Aside from the hoses, can I ask you to have a good think about leaving off an octo on your main cylinder, especially if you use the pony for redundant buoyancy. Doing this means that the MOST gas available to someone is the pony, which basically means you ought not to donate the pony as the OOA diver will suck it down very quickly, so now you need to donate your primary. That is ok so long as everyone expects it but that is not the typical 'secondary take' system of recreational diving.

Another approach is to keep a primary and octo on the main cylinder as normal then have the pony as redundancy for yourself. If a panicing OOA diver is sucking your main cylinder down you get onto the pony and up you go, if not panicing you stay on your main primary, The main cylinder will have more gas than the pony at all points of a correctly planned dive going normally.
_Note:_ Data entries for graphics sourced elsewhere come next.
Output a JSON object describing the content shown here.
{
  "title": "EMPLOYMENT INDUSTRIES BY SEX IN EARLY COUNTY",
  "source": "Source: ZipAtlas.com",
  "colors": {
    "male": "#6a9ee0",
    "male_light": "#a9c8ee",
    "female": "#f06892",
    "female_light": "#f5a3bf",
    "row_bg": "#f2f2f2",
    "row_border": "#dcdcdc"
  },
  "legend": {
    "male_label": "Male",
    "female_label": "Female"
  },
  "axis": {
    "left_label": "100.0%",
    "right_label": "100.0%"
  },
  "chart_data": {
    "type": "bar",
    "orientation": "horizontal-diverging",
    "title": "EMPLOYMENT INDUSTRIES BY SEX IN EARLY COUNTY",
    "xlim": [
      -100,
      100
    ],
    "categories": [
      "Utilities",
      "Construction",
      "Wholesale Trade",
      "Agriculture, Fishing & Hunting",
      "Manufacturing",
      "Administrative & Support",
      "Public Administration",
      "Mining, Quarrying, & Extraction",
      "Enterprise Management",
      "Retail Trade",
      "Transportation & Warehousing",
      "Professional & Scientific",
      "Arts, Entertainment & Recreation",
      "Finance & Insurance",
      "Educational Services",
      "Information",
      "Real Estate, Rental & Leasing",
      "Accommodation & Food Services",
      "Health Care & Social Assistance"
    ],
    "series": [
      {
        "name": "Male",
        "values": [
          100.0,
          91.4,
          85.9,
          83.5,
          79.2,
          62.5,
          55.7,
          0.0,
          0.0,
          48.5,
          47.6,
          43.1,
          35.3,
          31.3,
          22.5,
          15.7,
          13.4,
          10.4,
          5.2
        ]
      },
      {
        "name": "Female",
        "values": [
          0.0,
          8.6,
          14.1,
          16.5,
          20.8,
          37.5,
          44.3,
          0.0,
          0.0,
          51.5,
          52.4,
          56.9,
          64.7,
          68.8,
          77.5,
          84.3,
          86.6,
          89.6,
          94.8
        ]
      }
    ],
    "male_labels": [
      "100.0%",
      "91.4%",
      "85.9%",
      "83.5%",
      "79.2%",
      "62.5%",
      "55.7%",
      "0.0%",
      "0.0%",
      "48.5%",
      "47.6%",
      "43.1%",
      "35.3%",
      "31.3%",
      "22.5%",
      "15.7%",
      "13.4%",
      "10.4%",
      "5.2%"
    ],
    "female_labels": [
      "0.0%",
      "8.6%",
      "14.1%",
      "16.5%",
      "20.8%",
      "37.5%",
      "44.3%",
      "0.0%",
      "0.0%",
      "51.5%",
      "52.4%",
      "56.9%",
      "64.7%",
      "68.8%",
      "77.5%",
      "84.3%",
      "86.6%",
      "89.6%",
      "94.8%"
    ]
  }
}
Although people will say that a 7ft hose is for single file exits, which is true, it is also very nice for open water ascents. The diver taking the air can do the ascent almost exactly as if they had no issue and everything can be calm. Having said that the storage of a long hose needs to be demonstrated, especially to avoid tangling it with a necklaced backup regulator.
 
Although people will say that a 7ft hose is for single file exits, which is true, it is also very nice for open water ascents. The diver taking the air can do the ascent almost exactly as if they had no issue and everything can be calm.

Assuming the OOA diver has their wits about them, which can be a pretty big "if".

Having said that the storage of a long hose needs to be demonstrated, especially to avoid tangling it with a necklaced backup regulator.

That's what the modified S-drill is designed to sort out, at the beginning of every dive. Hopefully the OP would learn that as part of how to route the long hose.